The identity of the working-class Latino neighborhood in Boyle Heights is at stake when upwardly-mobile Latinos and non-Latino higher income individuals arrive into the neighborhood. Some researchers argue that mixed-income neighborhoods have long-term positive effects for low-income children in terms of educational outcomes, employment opportunities, and health outcomes. But how exactly can higher income Latinos support the working-class families of our neighborhoods?
In order for the neighborhood to remediate the issue of displacement, we need community members to support local Latino-owned small businesses, invest in local non-profit organizations that address systemic issues (such as Leadership for Urban Renewal Network and Promesa Boyle Heights), and influence local, state, and federal elected officials to spearhead equitable housing policies that help renters become homeowners and break down multi-generational poverty.
Boyle Heights is at a crossroads.
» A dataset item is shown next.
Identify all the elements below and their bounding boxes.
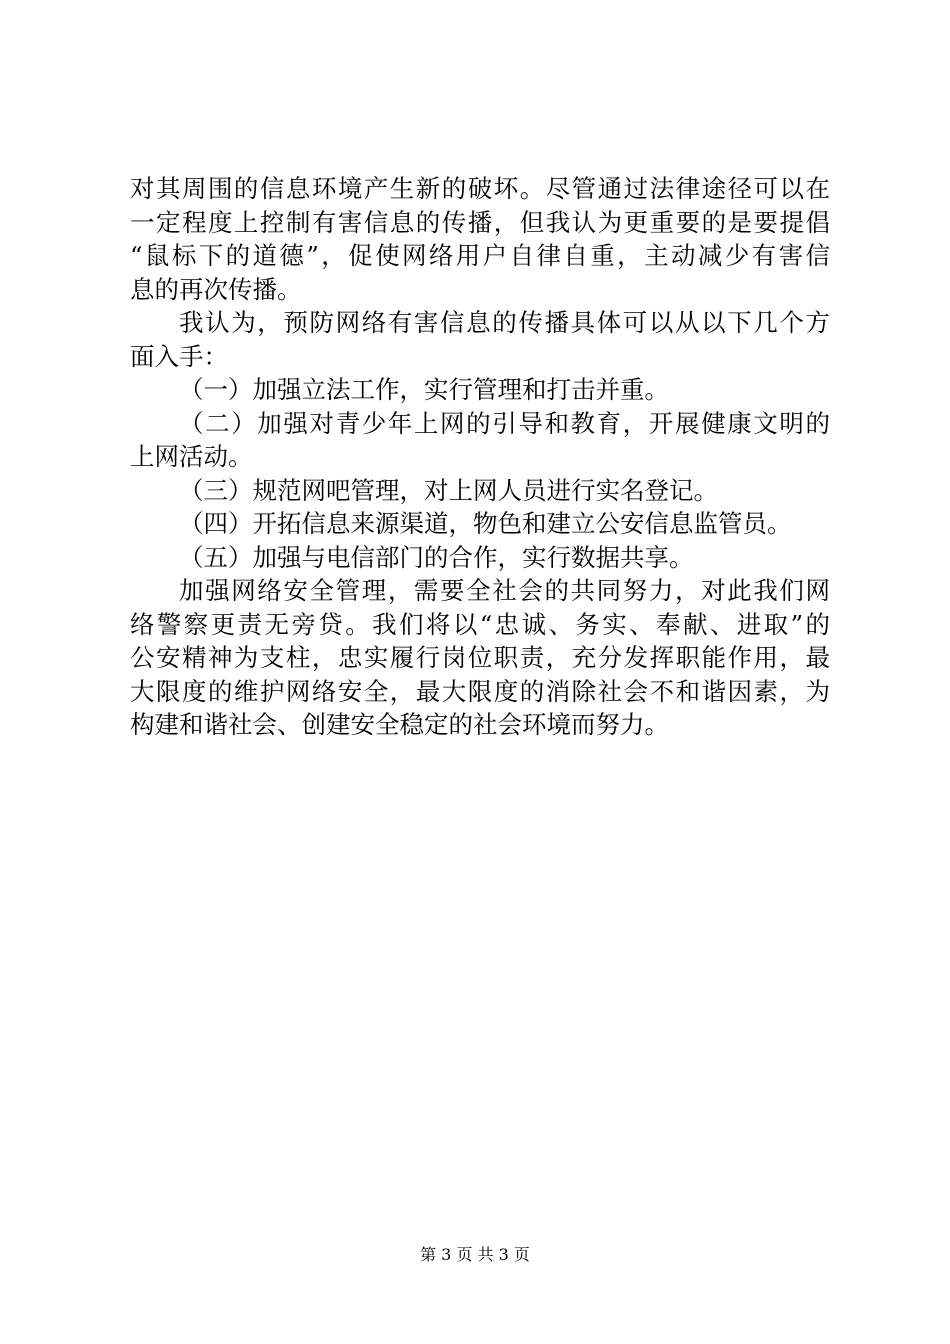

The community needs to develop a collective identity and stance on issues of displacement, affordable housing, equity building opportunities, and homeownership pathways. Ultimately, we need to find a way to revitalize our community without displacing our community.
Steven Almazan is a master of public policy (M.P.P.) candidate (2018) at UC Berkeley’s Goldman School of Public Policy doing research and analysis on displacement, affordable housing, and pathways for low-income families to build equity and capital in Boyle Heights. He is an active runner with the Boyle Heights Bridge Runners, and enjoys a café de olla every morning from La Mascota Bakery.